We have identified potential case definition algorithms that can be used to identify people with diabetes in a cohort of people attending primary care. While the definitions for diabetes and type 2 diabetes included people of all ages, case definitions for type 1 diabetes were limited to people aged under 35. Therefore, the findings should be interpreted accordingly.

It is important to note that the diabetes case definitions and validity estimates observed in the current analysis might vary with those from other data sets due to some differences in the diabetes markers in the data used and other administrative data sets such as the Pharmaceutical Benefits Scheme (PBS) and MBS. Moreover, performance characteristics like precision are influenced by the prevalence of the condition in the study population, which might limit the generalisability of the findings in study populations with different prevalence estimates. Using the same case definition, PPV could decrease and negative predictive value (NPV) increase in a setting where the prevalence of diabetes is lower than that observed in this study.

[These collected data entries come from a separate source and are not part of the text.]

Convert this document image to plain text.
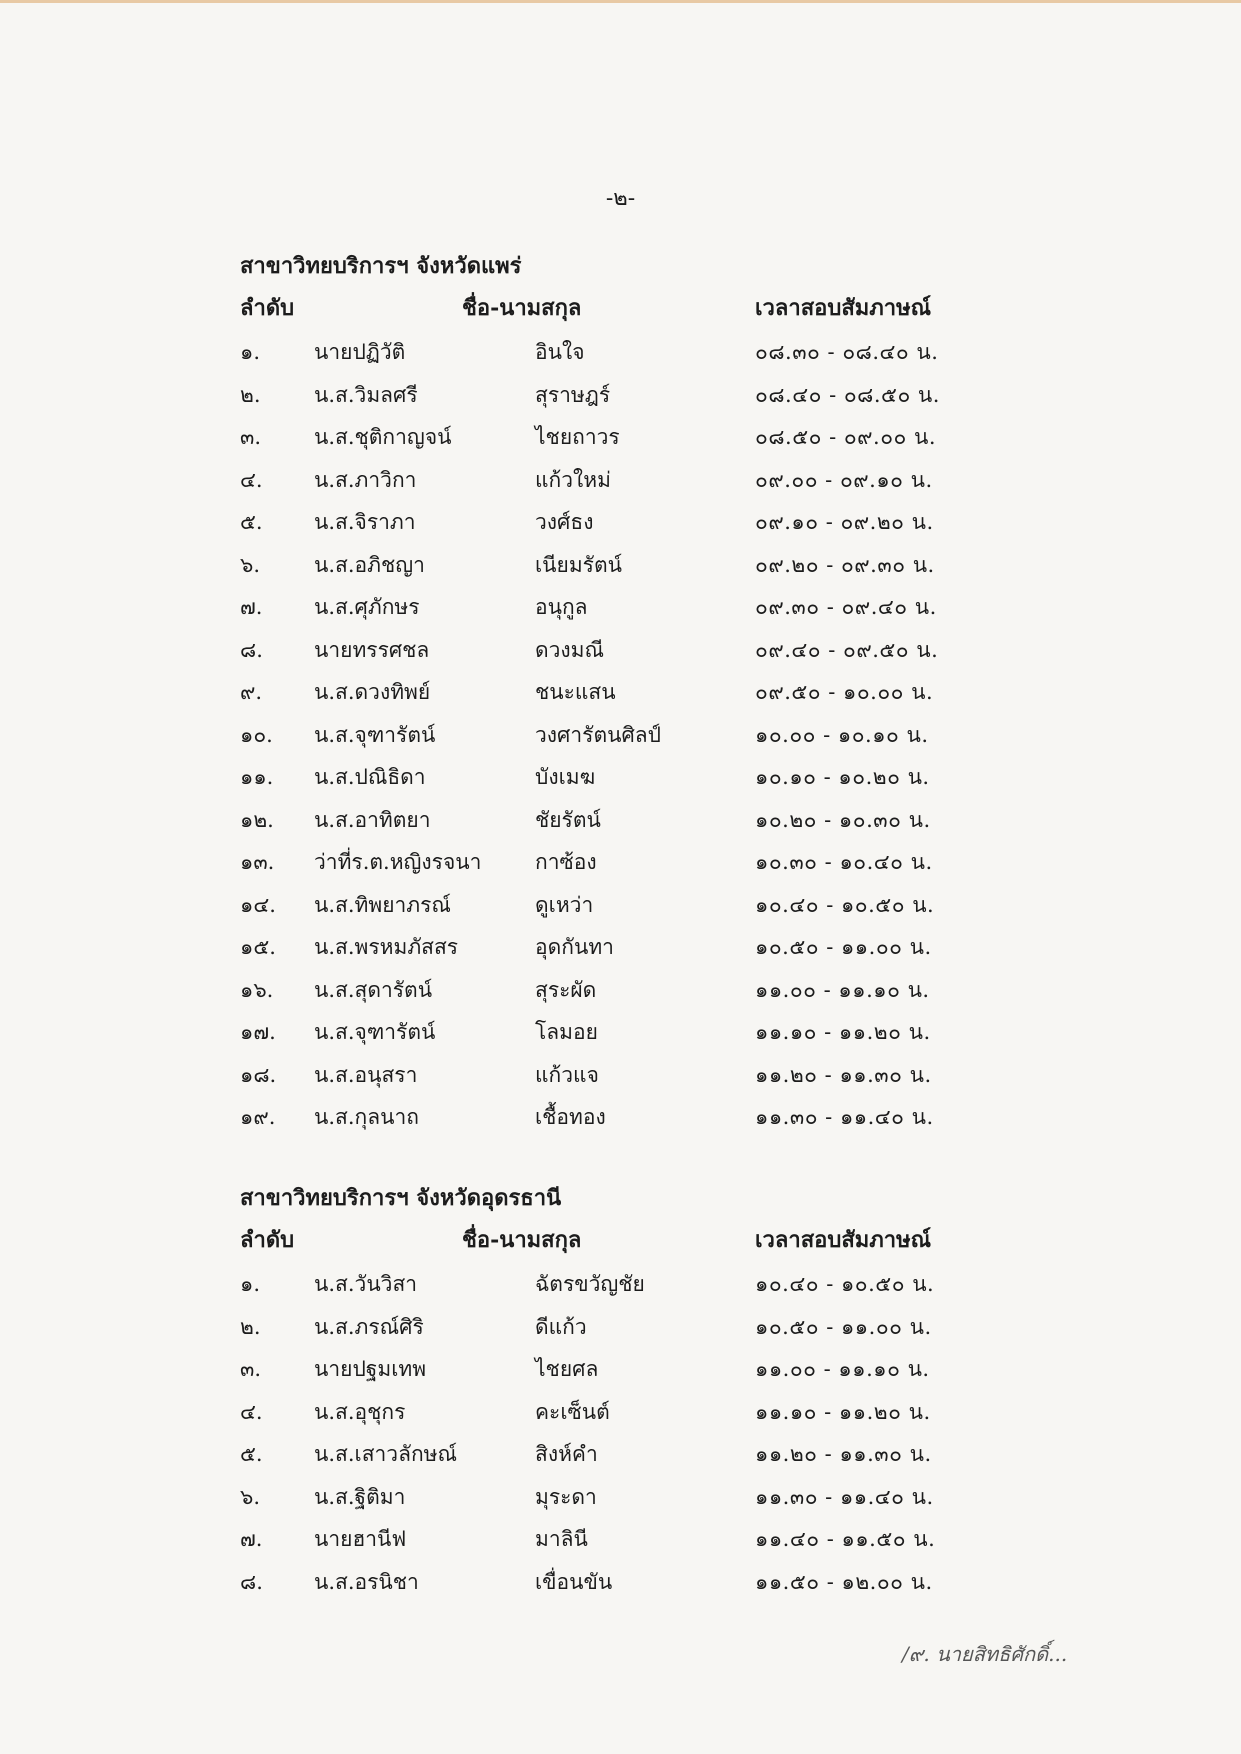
-๒-
สาขาวิทยบริการฯ จังหวัดแพร่
ลำดับ	ชื่อ-นามสกุล	เวลาสอบสัมภาษณ์
๑.	นายปฏิวัติ	อินใจ	๐๘.๓๐ - ๐๘.๔๐ น.
๒.	น.ส.วิมลศรี	สุราษฎร์	๐๘.๔๐ - ๐๘.๕๐ น.
๓.	น.ส.ชุติกาญจน์	ไชยถาวร	๐๘.๕๐ - ๐๙.๐๐ น.
๔.	น.ส.ภาวิกา	แก้วใหม่	๐๙.๐๐ - ๐๙.๑๐ น.
๕.	น.ส.จิราภา	วงศ์ธง	๐๙.๑๐ - ๐๙.๒๐ น.
๖.	น.ส.อภิชญา	เนียมรัตน์	๐๙.๒๐ - ๐๙.๓๐ น.
๗.	น.ส.ศุภักษร	อนุกูล	๐๙.๓๐ - ๐๙.๔๐ น.
๘.	นายทรรศชล	ดวงมณี	๐๙.๔๐ - ๐๙.๕๐ น.
๙.	น.ส.ดวงทิพย์	ชนะแสน	๐๙.๕๐ - ๑๐.๐๐ น.
๑๐.	น.ส.จุฑารัตน์	วงศารัตนศิลป์	๑๐.๐๐ - ๑๐.๑๐ น.
๑๑.	น.ส.ปณิธิดา	บังเมฆ	๑๐.๑๐ - ๑๐.๒๐ น.
๑๒.	น.ส.อาทิตยา	ชัยรัตน์	๑๐.๒๐ - ๑๐.๓๐ น.
๑๓.	ว่าที่ร.ต.หญิงรจนา	กาซ้อง	๑๐.๓๐ - ๑๐.๔๐ น.
๑๔.	น.ส.ทิพยาภรณ์	ดูเหว่า	๑๐.๔๐ - ๑๐.๕๐ น.
๑๕.	น.ส.พรหมภัสสร	อุดกันทา	๑๐.๕๐ - ๑๑.๐๐ น.
๑๖.	น.ส.สุดารัตน์	สุระผัด	๑๑.๐๐ - ๑๑.๑๐ น.
๑๗.	น.ส.จุฑารัตน์	โลมอย	๑๑.๑๐ - ๑๑.๒๐ น.
๑๘.	น.ส.อนุสรา	แก้วแจ	๑๑.๒๐ - ๑๑.๓๐ น.
๑๙.	น.ส.กุลนาถ	เชื้อทอง	๑๑.๓๐ - ๑๑.๔๐ น.
สาขาวิทยบริการฯ จังหวัดอุดรธานี
ลำดับ	ชื่อ-นามสกุล	เวลาสอบสัมภาษณ์
๑.	น.ส.วันวิสา	ฉัตรขวัญชัย	๑๐.๔๐ - ๑๐.๕๐ น.
๒.	น.ส.ภรณ์ศิริ	ดีแก้ว	๑๐.๕๐ - ๑๑.๐๐ น.
๓.	นายปฐมเทพ	ไชยศล	๑๑.๐๐ - ๑๑.๑๐ น.
๔.	น.ส.อุชุกร	คะเซ็นต์	๑๑.๑๐ - ๑๑.๒๐ น.
๕.	น.ส.เสาวลักษณ์	สิงห์คำ	๑๑.๒๐ - ๑๑.๓๐ น.
๖.	น.ส.ฐิติมา	มุระดา	๑๑.๓๐ - ๑๑.๔๐ น.
๗.	นายฮานีฟ	มาลินี	๑๑.๔๐ - ๑๑.๕๐ น.
๘.	น.ส.อรนิชา	เขื่อนขัน	๑๑.๕๐ - ๑๒.๐๐ น.
/๙. นายสิทธิศักดิ์...
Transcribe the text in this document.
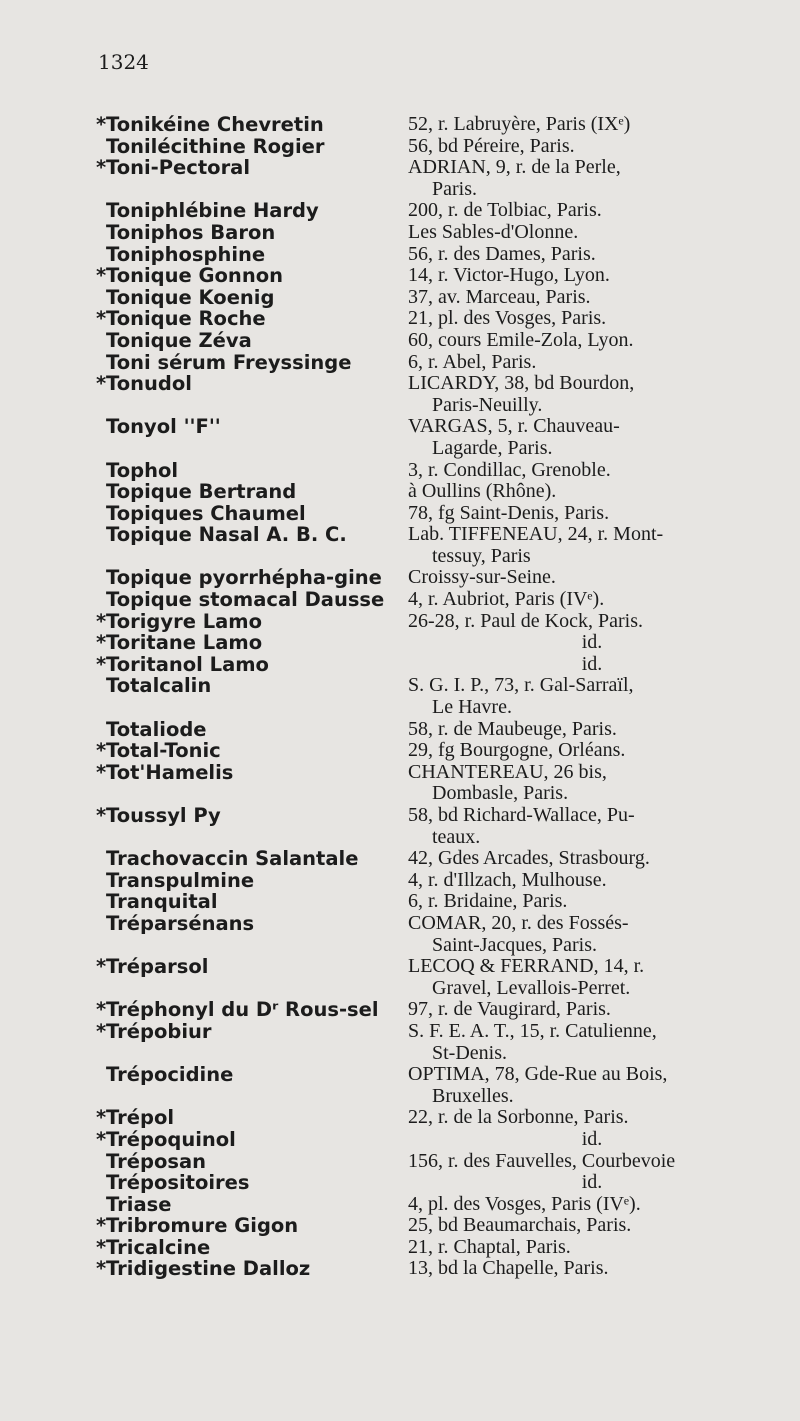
1324
*Tonikéine Chevretin	52, r. Labruyère, Paris (IXᵉ)
Tonilécithine Rogier	56, bd Péreire, Paris.
*Toni-Pectoral	ADRIAN, 9, r. de la Perle,
Paris.
Toniphlébine Hardy	200, r. de Tolbiac, Paris.
Toniphos Baron	Les Sables-d'Olonne.
Toniphosphine	56, r. des Dames, Paris.
*Tonique Gonnon	14, r. Victor-Hugo, Lyon.
Tonique Koenig	37, av. Marceau, Paris.
*Tonique Roche	21, pl. des Vosges, Paris.
Tonique Zéva	60, cours Emile-Zola, Lyon.
Toni sérum Freyssinge	6, r. Abel, Paris.
*Tonudol	LICARDY, 38, bd Bourdon,
Paris-Neuilly.
Tonyol ''F''	VARGAS, 5, r. Chauveau-
Lagarde, Paris.
Tophol	3, r. Condillac, Grenoble.
Topique Bertrand	à Oullins (Rhône).
Topiques Chaumel	78, fg Saint-Denis, Paris.
Topique Nasal A. B. C.	Lab. TIFFENEAU, 24, r. Mont-
tessuy, Paris
Topique pyorrhépha-gine	Croissy-sur-Seine.
Topique stomacal Dausse	4, r. Aubriot, Paris (IVᵉ).
*Torigyre Lamo	26-28, r. Paul de Kock, Paris.
*Toritane Lamo	id.
*Toritanol Lamo	id.
Totalcalin	S. G. I. P., 73, r. Gal-Sarraïl,
Le Havre.
Totaliode	58, r. de Maubeuge, Paris.
*Total-Tonic	29, fg Bourgogne, Orléans.
*Tot'Hamelis	CHANTEREAU, 26 bis,
Dombasle, Paris.
*Toussyl Py	58, bd Richard-Wallace, Pu-
teaux.
Trachovaccin Salantale	42, Gdes Arcades, Strasbourg.
Transpulmine	4, r. d'Illzach, Mulhouse.
Tranquital	6, r. Bridaine, Paris.
Tréparsénans	COMAR, 20, r. des Fossés-
Saint-Jacques, Paris.
*Tréparsol	LECOQ & FERRAND, 14, r.
Gravel, Levallois-Perret.
*Tréphonyl du Dʳ Rous-sel	97, r. de Vaugirard, Paris.
*Trépobiur	S. F. E. A. T., 15, r. Catulienne,
St-Denis.
Trépocidine	OPTIMA, 78, Gde-Rue au Bois,
Bruxelles.
*Trépol	22, r. de la Sorbonne, Paris.
*Trépoquinol	id.
Tréposan	156, r. des Fauvelles, Courbevoie
Trépositoires	id.
Triase	4, pl. des Vosges, Paris (IVᵉ).
*Tribromure Gigon	25, bd Beaumarchais, Paris.
*Tricalcine	21, r. Chaptal, Paris.
*Tridigestine Dalloz	13, bd la Chapelle, Paris.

In this analysis the diabetes marker definition algorithms were compared to the MedicineInsight standard definition (diabetes definition from the MedicineInsight condition flags). This reference standard may have limitations if there is incomplete recording of diabetes in the MedicineInsight data fields used for the standard definition. A reference standard with limitations can introduce measurement error in the analysis and the performance of the definition algorithms depends on the quality of the reference standard.

Nevertheless, the algorithms in this report provide approaches for diabetes case definition that could be utilised (or refined where necessary) to identify people with diabetes in data collections that include these diabetes status markers. These insights can supplement the existing data sources, that is the National Diabetes Services Scheme (NDSS), in identifying people with diagnosed diabetes, particularly in linked data collections, thus enabling better estimation of its prevalence and further monitoring. This is important for implementing policies for prevention and management as well as proper resource allocation.